SALMON WITH HONEY-CORIANDER GLAZE



Salmon with Honey-Coriander Glaze image

A salty-sweet blend of honey, soy sauce, and coriander adds Asian flavor to salmon.

Provided by Martha Stewart

Categories     Food & Cooking     Ingredients     Seafood Recipes     Salmon Recipes

Time 35m

Number Of Ingredients 6

1 tablespoon whole coriander seeds
1/4 cup honey
5 tablespoons soy sauce
2 teaspoons fresh lemon juice
4 salmon fillets (5 ounces each), skinned
2 teaspoons vegetable oil

Steps:

  • Toast the coriander seeds in a dry, large nonstick skillet over medium-high heat, stirring constantly, until golden, about 3 minutes. Remove from heat; let cool. Grind seeds in a spice grinder or crush with a mortar and pestle until coarsely ground; reserve skillet.
  • Make glaze: Stir together crushed coriander seeds, honey, soy sauce, and lemon juice in a small bowl until combined.
  • Lightly brush the top of each salmon fillet with glaze; reserve remainder. Heat oil in the nonstick skillet over medium heat until hot but not smoking. Cook salmon fillets, glazed sides down, 1 minute; reduce heat to medium-low, and cook 2 minutes more.

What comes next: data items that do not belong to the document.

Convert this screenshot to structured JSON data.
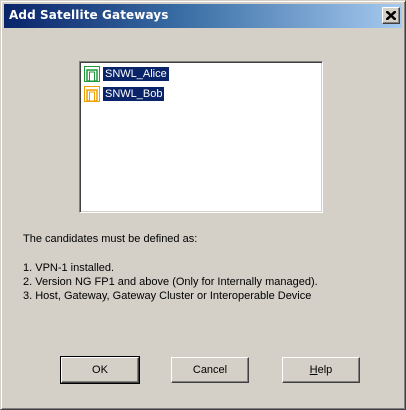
{
  "window": {
    "title": "Add Satellite Gateways"
  },
  "list": {
    "items": [
      {
        "label": "SNWL_Alice",
        "icon": "gateway-icon-green",
        "color": "#1f9a3a",
        "selected": true
      },
      {
        "label": "SNWL_Bob",
        "icon": "gateway-icon-orange",
        "color": "#f0a000",
        "selected": true
      }
    ]
  },
  "info": {
    "intro": "The candidates must be defined as:",
    "lines": [
      "1. VPN-1 installed.",
      "2. Version NG FP1 and above (Only for Internally managed).",
      "3. Host, Gateway, Gateway Cluster or Interoperable Device"
    ]
  },
  "buttons": {
    "ok": "OK",
    "cancel": "Cancel",
    "help": {
      "mnemonic": "H",
      "rest": "elp"
    }
  }
}
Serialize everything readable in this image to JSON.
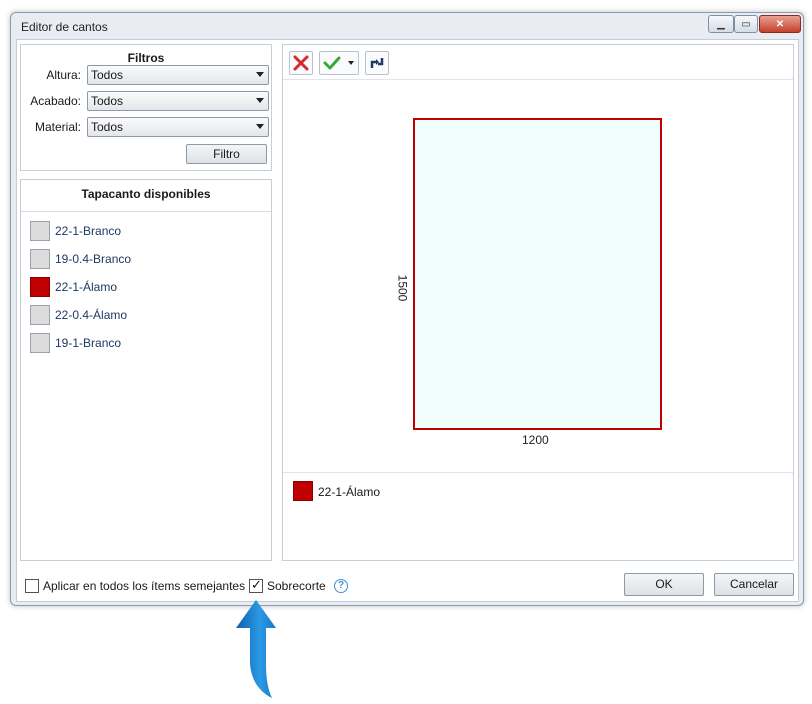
{
  "window": {
    "title": "Editor de cantos",
    "minimize_icon": "▁",
    "maximize_icon": "▭",
    "close_icon": "✕"
  },
  "filters": {
    "title": "Filtros",
    "rows": [
      {
        "label": "Altura:",
        "value": "Todos"
      },
      {
        "label": "Acabado:",
        "value": "Todos"
      },
      {
        "label": "Material:",
        "value": "Todos"
      }
    ],
    "button_label": "Filtro"
  },
  "available": {
    "title": "Tapacanto disponibles",
    "items": [
      {
        "label": "22-1-Branco",
        "color": "#dcdcdc"
      },
      {
        "label": "19-0.4-Branco",
        "color": "#dcdcdc"
      },
      {
        "label": "22-1-Álamo",
        "color": "#c00000"
      },
      {
        "label": "22-0.4-Álamo",
        "color": "#dcdcdc"
      },
      {
        "label": "19-1-Branco",
        "color": "#dcdcdc"
      }
    ]
  },
  "preview": {
    "width_label": "1200",
    "height_label": "1500",
    "edge_color": "#c00000",
    "fill_color": "#f0fefe",
    "legend": {
      "label": "22-1-Álamo",
      "color": "#c00000"
    }
  },
  "bottom": {
    "apply_all_label": "Aplicar en todos los ítems semejantes",
    "apply_all_checked": false,
    "overcut_label": "Sobrecorte",
    "overcut_checked": true,
    "ok_label": "OK",
    "cancel_label": "Cancelar"
  },
  "arrow": {
    "color": "#1e86d6"
  }
}
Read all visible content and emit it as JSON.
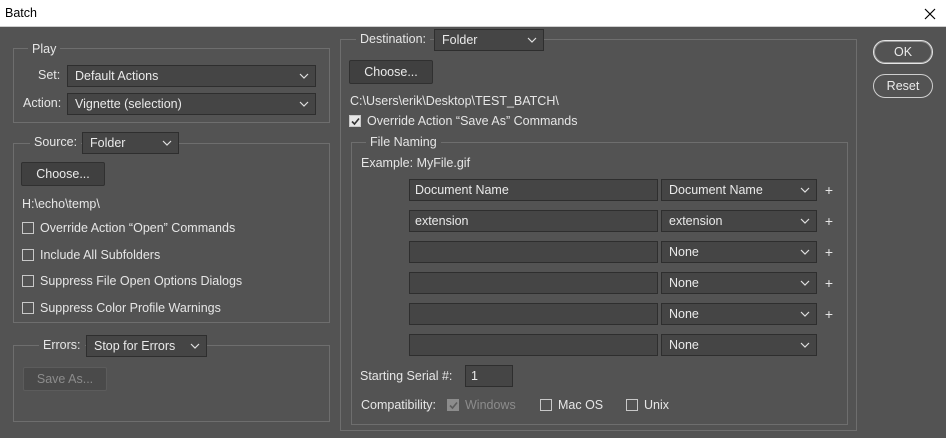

Turn fillets over, and cook 3 minutes for medium-rare (salmon will be slightly pink in the middle), or longer if desired. Transfer to a plate; loosely cover with foil to keep warm.
  • Pour remaining glaze into skillet; bring to a boil over medium heat. Cook until glaze has thickened to the consistency of syrup, about 1 minute. Serve salmon with glaze on the side.